I worked as a technology executive for nearly three decades. And when a company makes a mistake, it’s not enough to quietly fix the problem with a software update. The company has to “show” the market that it’s serious.
And how better to do that than to make an acquisition that grabs headlines? It’s something that Zoom can point to as an example of how it took action to address its weakness.
It’s good that Zoom is serious about fixing this problem. But make no mistake, the positive PR was a major driver with this move. The company could have easily implemented the technology in-house.
As a final note, Zoom’s stock (ZM) is massively overvalued right now. It currently trades at an enterprise value (EV)-to-sales ratio of 73. This implies that the company is worth 73 times more than its annual revenues. That’s insane.
Anybody buying ZM at these levels is going to lose a fortune.
Facebook’s shrewd plan to handle content regulation…
Mark Zuckerberg has developed his ultimate “heat shield.” Here’s what I mean…
In recent years, Facebook has struggled to develop policies to determine what content should be allowed on its platforms. It has often been criticized for being highly biased in what it allows on the platform. And the company has struggled to manage and remove highly inappropriate content.
The simplest approach would be to allow anyone to post anything and leave the responsibility with the users. Sadly, that’s not realistic today, as horrific things have already been posted on Facebook. With more than two billion daily users, many of whom are children, there has to be some level of content moderation.
Governments expect companies like Facebook to police inappropriate content. Companies would get immense backlash if they didn’t. Yet they also get backlash for the policing decisions they make. It’s a classic catch-22.
And that’s why Facebook’s plan is so shrewd.

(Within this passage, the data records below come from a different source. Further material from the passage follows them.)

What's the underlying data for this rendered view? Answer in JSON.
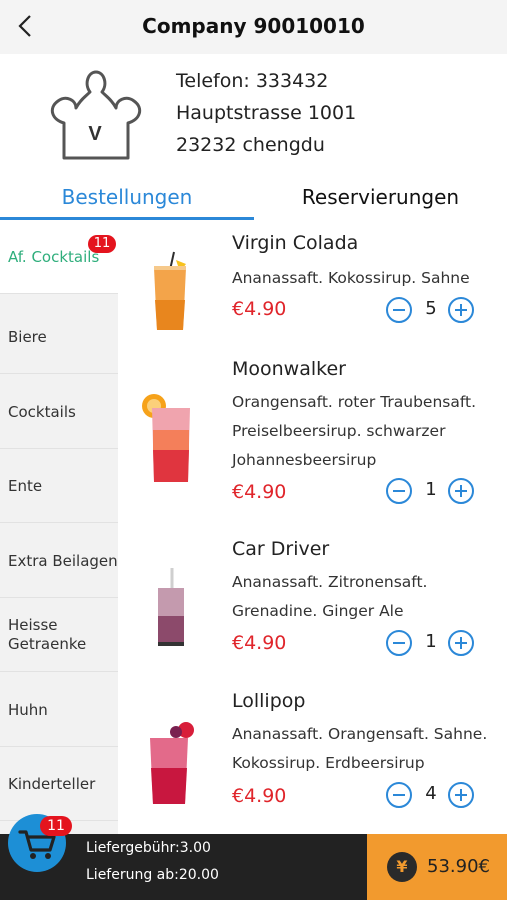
{
  "header": {
    "title": "Company 90010010",
    "back_icon": "chevron-left-icon"
  },
  "company": {
    "logo_letter": "V",
    "phone": "Telefon: 333432",
    "street": "Hauptstrasse 1001",
    "city": "23232 chengdu"
  },
  "tabs": [
    {
      "label": "Bestellungen",
      "active": true
    },
    {
      "label": "Reservierungen",
      "active": false
    }
  ],
  "categories": [
    {
      "label": "Af. Cocktails",
      "badge": "11",
      "active": true
    },
    {
      "label": "Biere"
    },
    {
      "label": "Cocktails"
    },
    {
      "label": "Ente"
    },
    {
      "label": "Extra Beilagen"
    },
    {
      "label": "Heisse Getraenke"
    },
    {
      "label": "Huhn"
    },
    {
      "label": "Kinderteller"
    }
  ],
  "items": [
    {
      "name": "Virgin Colada",
      "desc": "Ananassaft. Kokossirup. Sahne",
      "price": "€4.90",
      "qty": "5"
    },
    {
      "name": "Moonwalker",
      "desc": "Orangensaft. roter Traubensaft. Preiselbeersirup. schwarzer Johannesbeersirup",
      "price": "€4.90",
      "qty": "1"
    },
    {
      "name": "Car Driver",
      "desc": "Ananassaft. Zitronensaft. Grenadine. Ginger Ale",
      "price": "€4.90",
      "qty": "1"
    },
    {
      "name": "Lollipop",
      "desc": "Ananassaft. Orangensaft. Sahne. Kokossirup. Erdbeersirup",
      "price": "€4.90",
      "qty": "4"
    }
  ],
  "cart": {
    "badge": "11",
    "delivery_fee": "Liefergebühr:3.00",
    "min_order": "Lieferung ab:20.00",
    "total": "53.90€",
    "currency_icon": "¥"
  },
  "colors": {
    "accent": "#2b88d8",
    "price": "#e0252b",
    "badge": "#e4141e",
    "active_category": "#2fae7c",
    "checkout": "#f29a2e",
    "bottom_bar": "#222222"
  }
}
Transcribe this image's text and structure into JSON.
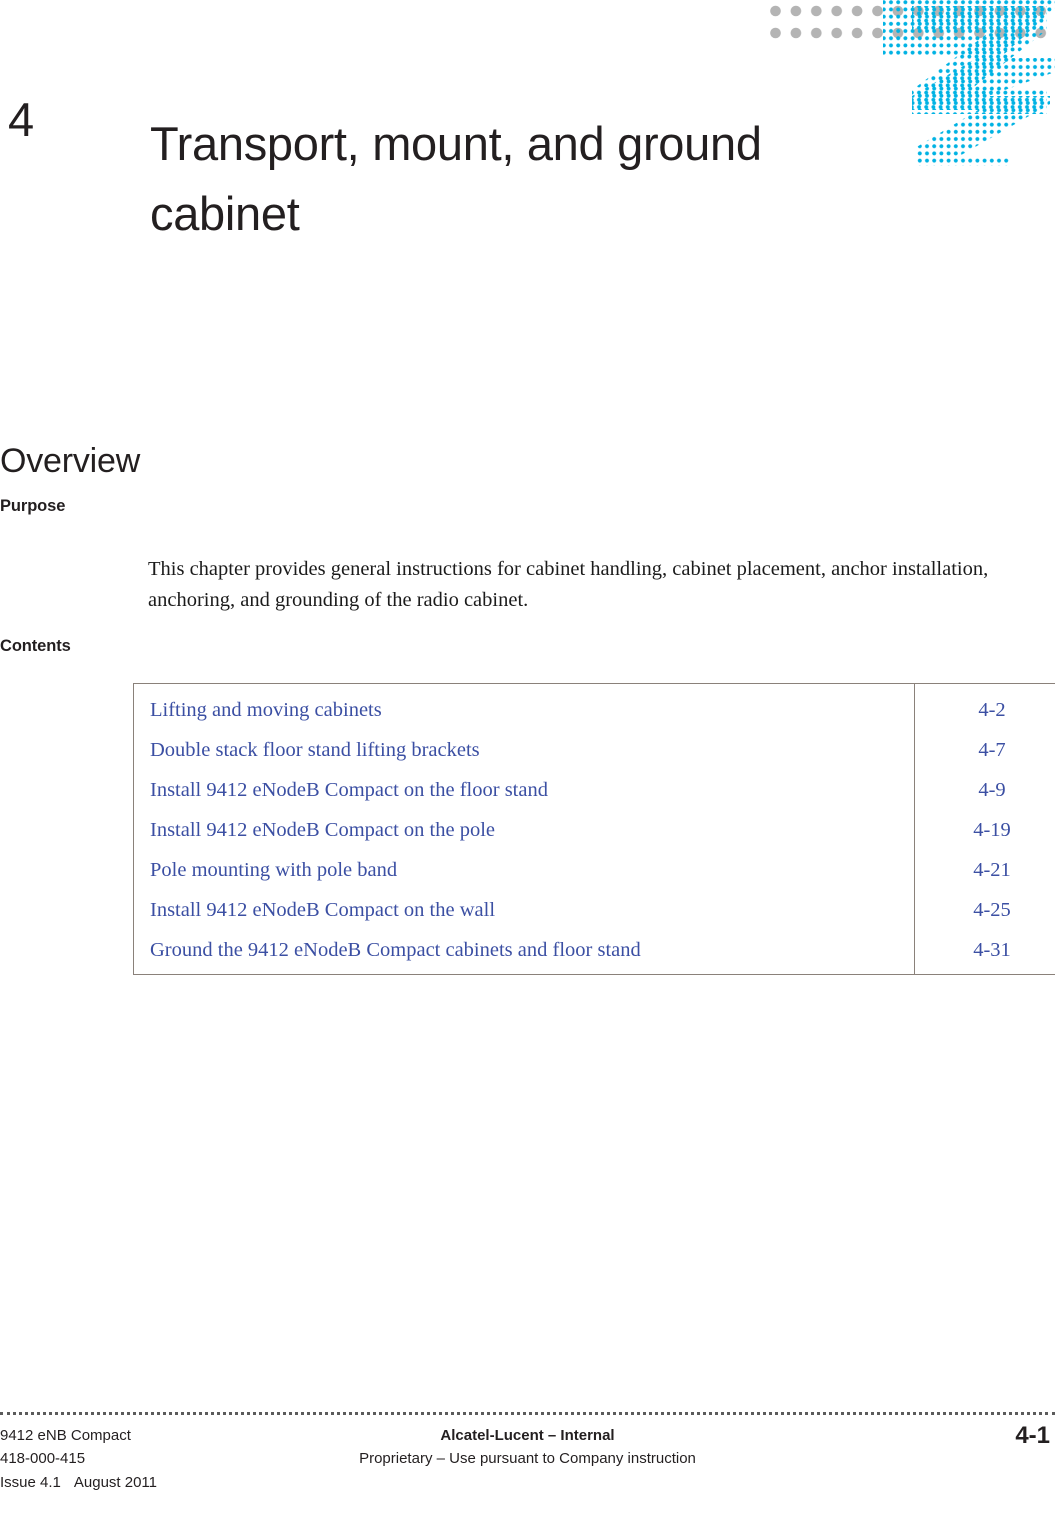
{
  "page": {
    "chapter_number": "4",
    "chapter_title": "Transport, mount, and ground cabinet",
    "overview_heading": "Overview"
  },
  "sections": {
    "purpose": {
      "label": "Purpose",
      "body": "This chapter provides general instructions for cabinet handling, cabinet placement, anchor installation, anchoring, and grounding of the radio cabinet."
    },
    "contents": {
      "label": "Contents",
      "rows": [
        {
          "title": "Lifting and moving cabinets",
          "page": "4-2"
        },
        {
          "title": "Double stack floor stand lifting brackets",
          "page": "4-7"
        },
        {
          "title": "Install 9412 eNodeB Compact on the floor stand",
          "page": "4-9"
        },
        {
          "title": "Install 9412 eNodeB Compact on the pole",
          "page": "4-19"
        },
        {
          "title": "Pole mounting with pole band",
          "page": "4-21"
        },
        {
          "title": "Install 9412 eNodeB Compact on the wall",
          "page": "4-25"
        },
        {
          "title": "Ground the 9412 eNodeB Compact cabinets and floor stand",
          "page": "4-31"
        }
      ]
    }
  },
  "footer": {
    "product": "9412 eNB Compact",
    "doc_number": "418-000-415",
    "issue": "Issue 4.1",
    "date": "August 2011",
    "classification": "Alcatel-Lucent – Internal",
    "proprietary": "Proprietary – Use pursuant to Company instruction",
    "page_number": "4-1"
  },
  "decoration": {
    "logo_name": "alcatel-lucent-dotted-arrow-logo",
    "dot_band_name": "header-dot-band",
    "accent_color": "#00b2e3",
    "band_dot_color": "#b4b4b4",
    "toc_link_color": "#3b4fa3",
    "table_border_color": "#8a817a"
  }
}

It has created the Facebook Oversight Board, which will operate independently of the company. The board is composed of 20 people who will review all decisions about which content should and should not be allowed. And it will ultimately put in place specific policies detailing what content is not acceptable.
In return, Facebook has set up a $130 million trust that will pay the board members for their time.
What Facebook’s really doing here is abdicating its responsibility to a third party. When the board makes decisions, Facebook – and Mark Zuckerberg, in particular – can say, “It wasn’t us.”
The company can use the board’s independent status as a shield against backlash. It’s a smart move given Facebook has been stuck in a no-win situation.
And here’s where it gets fascinating…
The board is composed of people from a wide range of backgrounds and philosophical beliefs. There’s a former Nobel Peace Prize winner. A former prime minister of Denmark. There are constitutional lawyers, staunch conservatives, radical liberals, and even a libertarian presence from the Cato Institute.
These are people with very different worldviews, who will have a hard time agreeing with each other. It’s certainly going to be fun watching this play out. We’ll check back in on this from time to time.